Маленький черный комочек, стремительно выпрямившись в нервную тесемочку, убегает прочь.

«Тряпка! Тряпка!!!»

«Какой злой ребенок… Я ведь уже большая… Нужно остановиться…». Но условный рефлекс – никуда не денешься. Прав Павлов.

И бежит Антитряпка, куда глядят два круглых малахитовых глаза.

Когда она была котенком, постоянно мерзла. Дом, приютивший ее, был экономный, дрова и уголь не жгли зря. Хозяевам хорошо – они с утра уходили в теплые учреждения и школу, а котенку было холодно и одиноко. Мыши – это не компания. И если хозяйка забывала на диване шерстяную кофту, то в ней согревался теплый дрожащий комочек.

«Это не тряпка!»

И становится больно, холодно и обидно. Бежать, бежать без оглядки:  под диван, под кресло, - куда угодно.

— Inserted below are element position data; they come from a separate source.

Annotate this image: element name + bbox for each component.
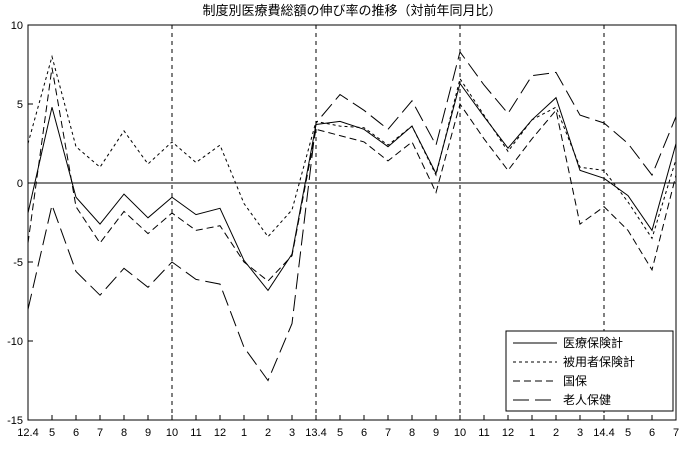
chart-title: 制度別医療費総額の伸び率の推移（対前年同月比） [202,3,501,18]
x-axis-tick-label: 14.4 [593,427,614,439]
x-axis-tick-label: 7 [97,427,103,439]
y-axis-tick-label: -5 [13,257,23,269]
x-axis-tick-label: 9 [145,427,151,439]
legend-label: 老人保健 [563,393,611,407]
series-line [27,82,677,292]
x-axis-tick-label: 12 [502,427,514,439]
x-axis-tick-label: 8 [409,427,415,439]
x-axis-tick-label: 11 [190,427,201,439]
legend-box [505,330,674,412]
x-axis-tick-label: 3 [577,427,583,439]
x-axis-tick-label: 7 [385,427,391,439]
y-axis-tick-label: 0 [17,178,23,190]
x-axis-tick-label: 6 [73,427,79,439]
x-axis-tick-label: 10 [454,427,466,439]
y-axis-tick-label: 5 [17,99,23,111]
legend: 医療保険計 被用者保険計 国保 老人保健 [505,330,674,412]
series-line [27,67,677,282]
x-axis-tick-label: 5 [49,427,55,439]
legend-label: 被用者保険計 [563,354,635,369]
x-axis-tick-label: 10 [166,427,178,439]
series-line [27,54,677,240]
x-axis-tick-label: 12.4 [17,427,38,439]
x-axis-tick-label: 6 [649,427,655,439]
legend-label: 医療保険計 [563,335,623,350]
x-axis-tick-label: 3 [289,427,295,439]
y-axis-tick-label: -15 [7,415,23,427]
y-axis-tick-label: 10 [11,20,23,32]
x-axis-tick-label: 1 [529,427,535,439]
x-axis-tick-label: 11 [478,427,489,439]
x-axis-tick-label: 5 [625,427,631,439]
series-lines [27,50,677,382]
x-axis-tick-label: 8 [121,427,127,439]
legend-label: 国保 [563,374,587,388]
y-axis-tick-label: -10 [7,336,23,348]
x-axis-tick-label: 2 [553,427,559,439]
x-axis-tick-label: 9 [433,427,439,439]
x-axis-tick-label: 2 [265,427,271,439]
x-axis-tick-label: 5 [337,427,343,439]
series-line [27,50,677,382]
x-axis-tick-label: 1 [241,427,247,439]
x-axis-tick-label: 7 [673,427,679,439]
x-axis-tick-label: 12 [214,427,226,439]
x-axis-tick-label: 13.4 [305,427,326,439]
x-axis-tick-label: 6 [361,427,367,439]
plot-border [27,24,677,421]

Котенок вырос в изящную кошечку, а «это не тряпка» сократилось в «Тряпка».

Ее не выгнали. Боялись ли возвращения серых хищников, или из чувства долга, то ли по привычке. А имя не дали.

«Тряпка!»

Чтоб не перешла дорогу.

«Тряпка!»

Демонстрация. Перед гостями: «Вот здорово!».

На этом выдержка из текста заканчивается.